You may not hear the word ‘roadmap’ actually uttered by Mark Drakeford today but that’s pretty much what you can expect to get from him when he announces the latest review into lockdown restrictions in Wales.
If not a roadmap then it’ll certainly be an indication that there’s light at the end of the tunnel, that we all only have to wait another three weeks before seeing the beginning of a return to freedom, as long as the transmission rate and the number of cases keep falling.
‘A roadmap’ is also what the Prime Minister has said he’ll set out for England on Monday, but when he visited a vaccination centre in Cwmbran on Wednesday, Boris Johnson made it clear that his roadmap will be based on ‘data not dates’ and that any easing he announces will be extremely cautious.
It makes him sound like Mark Drakeford throughout last year, a shift in position which has earned him the opposition of some of his own backbenchers in Westminster but has cheered those who felt the UK Government in 2020 far too often gave false hope by setting arbitrary target dates or even made the situation worse by easing too quickly.
It doesn’t mean, however, that Drakeford and Johnson have switched places or that the First Minister will drop his customary caution.
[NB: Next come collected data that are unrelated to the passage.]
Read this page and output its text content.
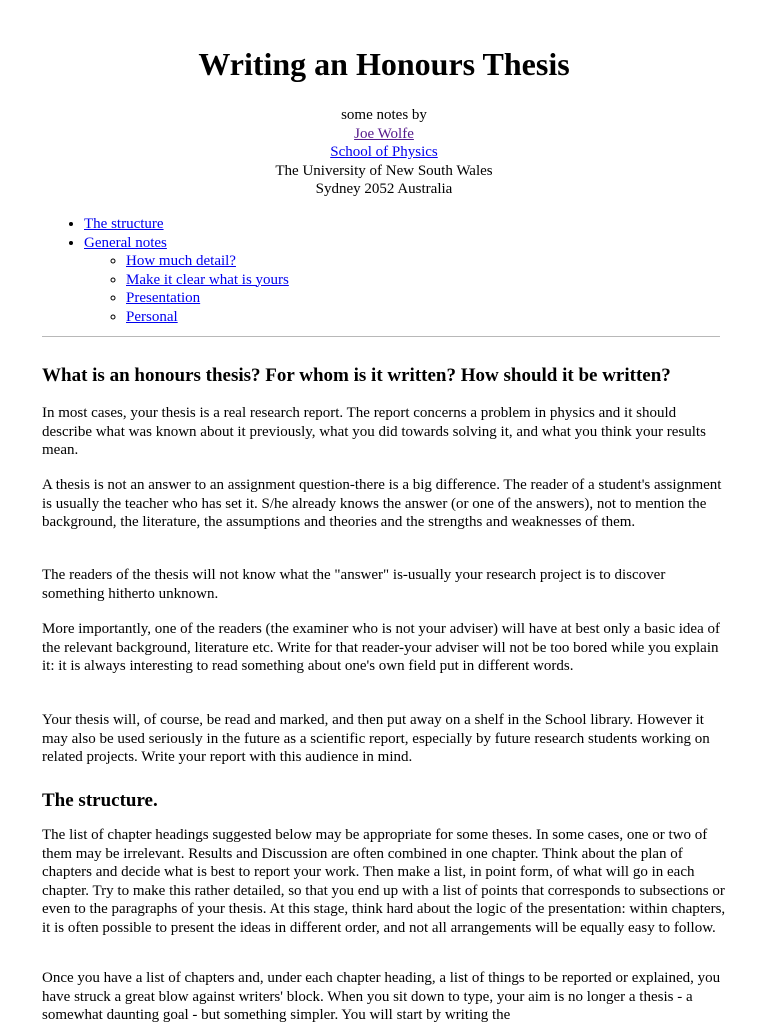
Writing an Honours Thesis
some notes by
Joe Wolfe
School of Physics
The University of New South Wales
Sydney 2052 Australia
• The structure
• General notes
◦ How much detail?
◦ Make it clear what is yours
◦ Presentation
◦ Personal
What is an honours thesis? For whom is it written? How should it be written?

In most cases, your thesis is a real research report. The report concerns a problem in physics and it should describe what was known about it previously, what you did towards solving it, and what you think your results mean.

A thesis is not an answer to an assignment question-there is a big difference. The reader of a student's assignment is usually the teacher who has set it. S/he already knows the answer (or one of the answers), not to mention the background, the literature, the assumptions and theories and the strengths and weaknesses of them.

The readers of the thesis will not know what the "answer" is-usually your research project is to discover something hitherto unknown.

More importantly, one of the readers (the examiner who is not your adviser) will have at best only a basic idea of the relevant background, literature etc. Write for that reader-your adviser will not be too bored while you explain it: it is always interesting to read something about one's own field put in different words.

Your thesis will, of course, be read and marked, and then put away on a shelf in the School library. However it may also be used seriously in the future as a scientific report, especially by future research students working on related projects. Write your report with this audience in mind.

The structure.

The list of chapter headings suggested below may be appropriate for some theses. In some cases, one or two of them may be irrelevant. Results and Discussion are often combined in one chapter. Think about the plan of chapters and decide what is best to report your work. Then make a list, in point form, of what will go in each chapter. Try to make this rather detailed, so that you end up with a list of points that corresponds to subsections or even to the paragraphs of your thesis. At this stage, think hard about the logic of the presentation: within chapters, it is often possible to present the ideas in different order, and not all arrangements will be equally easy to follow.

Once you have a list of chapters and, under each chapter heading, a list of things to be reported or explained, you have struck a great blow against writers' block. When you sit down to type, your aim is no longer a thesis - a somewhat daunting goal - but something simpler. You will start by writing the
He’ll make it clear that lockdown rules in Wales will be lifted slowly and only if the numbers are dropping.
He’ll also be conscious to learn from his own mistakes and not just those he’s highlighted elsewhere in the UK. He and the Health Minister have acknowledged that Wales left the firebreak period too quickly, a lesson which has been painfully learned.
Today will also mark the beginning of a new phase that will seem all too familiar from last year: a period of reviews that will excite and disappoint in equal measure, calls for more clarity and more financial help.
And this phase coincides with a Senedd election here in Wales, local elections in England and a Parliamentary election in Scotland, all of which will be freighted with even more significance than usual. The vote in Scotland, particularly, could lead to profound change for the United Kingdom itself.
That means that, while the four governments may be talking more regularly now and while Boris Johnson and Mark Drakeford may now be using the same cautious language and are likely to making similar decisions about similar changes at similar times, I can still foresee differences being emphasised by both sides and criticisms of each other flying back and forth as much as they did last year.
I guess it’s unavoidable in an election year and may confuse the picture, but that’s for the coming months.
For now, it’s worth marking the fact that for all of us in all parts of the UK, the beginning is in sight of and end to a lockdown that for many has proven to be the darkest and most difficult of all and the beginning too of a recovery which will be far from easy but a recovery nonetheless.
Forget the weather; this could be the real first day of spring.